Fraissier se fue. Desgraciadamente no se encontró con Gaudissart, y la fatal citación siguió su curso.

Todas las personas codiciosas comprenderán, como las honradas execrarán, el júbilo de la presidenta, a quien, al cabo de veinte minutos de haberse ido Fraisier, Gaudissart vino a informar de su conversación con el pobre Schmucke. La presidenta lo aprobó todo y agradeció infinitamente al director del teatro que disipara sus escrúpulos con unos comentarios que encontró muy adecuados.

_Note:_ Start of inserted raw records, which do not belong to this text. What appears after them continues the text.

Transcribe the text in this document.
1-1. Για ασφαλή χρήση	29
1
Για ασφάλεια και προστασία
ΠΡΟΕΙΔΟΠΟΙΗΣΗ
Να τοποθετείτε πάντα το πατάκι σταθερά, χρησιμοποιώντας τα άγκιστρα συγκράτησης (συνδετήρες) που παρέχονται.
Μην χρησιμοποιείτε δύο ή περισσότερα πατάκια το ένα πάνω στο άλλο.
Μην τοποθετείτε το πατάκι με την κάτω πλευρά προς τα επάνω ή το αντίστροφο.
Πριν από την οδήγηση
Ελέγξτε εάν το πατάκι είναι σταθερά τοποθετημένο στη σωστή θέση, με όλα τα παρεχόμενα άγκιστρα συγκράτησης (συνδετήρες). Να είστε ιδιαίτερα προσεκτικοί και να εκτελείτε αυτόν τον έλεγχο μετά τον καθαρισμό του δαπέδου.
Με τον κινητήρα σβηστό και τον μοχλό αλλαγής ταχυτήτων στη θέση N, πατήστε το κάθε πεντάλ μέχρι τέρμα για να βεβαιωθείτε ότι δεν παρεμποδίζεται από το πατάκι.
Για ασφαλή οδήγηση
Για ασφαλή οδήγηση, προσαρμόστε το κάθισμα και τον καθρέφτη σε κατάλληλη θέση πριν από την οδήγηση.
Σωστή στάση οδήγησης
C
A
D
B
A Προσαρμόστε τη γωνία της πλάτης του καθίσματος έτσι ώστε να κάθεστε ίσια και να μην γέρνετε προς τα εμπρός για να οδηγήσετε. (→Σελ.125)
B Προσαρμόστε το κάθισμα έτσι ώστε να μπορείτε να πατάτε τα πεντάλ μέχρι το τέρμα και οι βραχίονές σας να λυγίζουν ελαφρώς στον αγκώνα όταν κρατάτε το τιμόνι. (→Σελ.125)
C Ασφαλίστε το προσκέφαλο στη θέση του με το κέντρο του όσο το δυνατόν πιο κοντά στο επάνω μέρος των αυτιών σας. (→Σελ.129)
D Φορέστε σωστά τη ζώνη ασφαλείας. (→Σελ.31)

—Señora presidenta —dijo Gaudissart—, mientras venía, iba pensando que este pobre diablo no sabría qué hacer de su fortuna. ¡Es un hombre de una sencillez de patriarca! ¡Es todo ingenuidad, es un alemán, como para conservarlo y ponerlo en una hornacina como a un Niño Jesús de cera! O sea que, en mi opinión, ya se siente un poco molesto con sus dos mil quinientos francos de renta, y que usted le empuja a la disipación…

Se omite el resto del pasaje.